Für viele Luftfahrtbegeisterte ist die Zeit der hochentwickelten Kolbenmotoren eine Zeit romantischer Vorstellungen, so etwa wie die Ära der letzten modernen Dampflokomotiven. Doch im Gegensatz zu den gusseisernen Kolossen waren die in den damaligen Verkehrsflugzeugen eingebauten Kolbenmotoren hochempfindliche Kraftprotze mit bis zu 3.800 PS und einem Leistungsgewicht von teilweise weniger als 500 Gramm pro PS.

Kolbenmotoren, angetrieben von hochoktanigem Flugbenzin, verlangten im Gegensatz zu den heutigen Düsentriebwerken eine konstante und gekonnte Überwachung.

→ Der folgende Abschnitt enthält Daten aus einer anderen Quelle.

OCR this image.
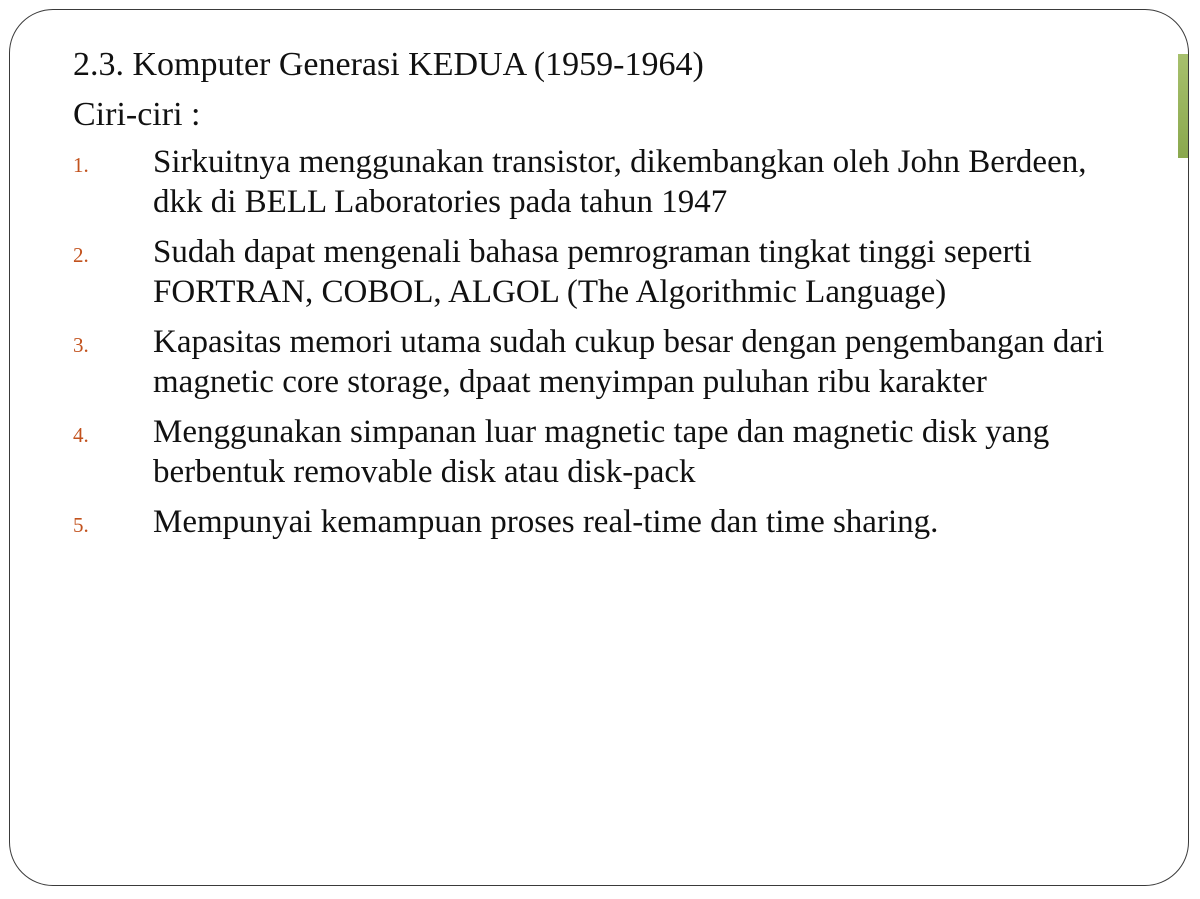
2.3. Komputer Generasi KEDUA (1959-1964)
Ciri-ciri :
1. Sirkuitnya menggunakan transistor, dikembangkan oleh John Berdeen, dkk di BELL Laboratories pada tahun 1947
2. Sudah dapat mengenali bahasa pemrograman tingkat tinggi seperti FORTRAN, COBOL, ALGOL (The Algorithmic Language)
3. Kapasitas memori utama sudah cukup besar dengan pengembangan dari magnetic core storage, dpaat menyimpan puluhan ribu karakter
4. Menggunakan simpanan luar magnetic tape dan magnetic disk yang berbentuk removable disk atau disk-pack
5. Mempunyai kemampuan proses real-time dan time sharing.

Plötzliche Ventilbrüche oder der Verlust von Öldruck machten sie im Flug in Sekundenschnelle zu äußerst gefährlichen Schrotthaufen. Aber auch Leitungsbrüche durch stetes Vibrieren, Probleme mit den komplizierten Zündsystemen, überhöhte Zylinderkopf- und Öltemperaturen oder nicht mehr unter Kontrolle zu bringende Propeller konnten den Besatzungen das Leben äußerst schwer machen. Die Flugzeugbesatzungen von damals mussten sich ihren Lohn noch entsprechend hart verdienen.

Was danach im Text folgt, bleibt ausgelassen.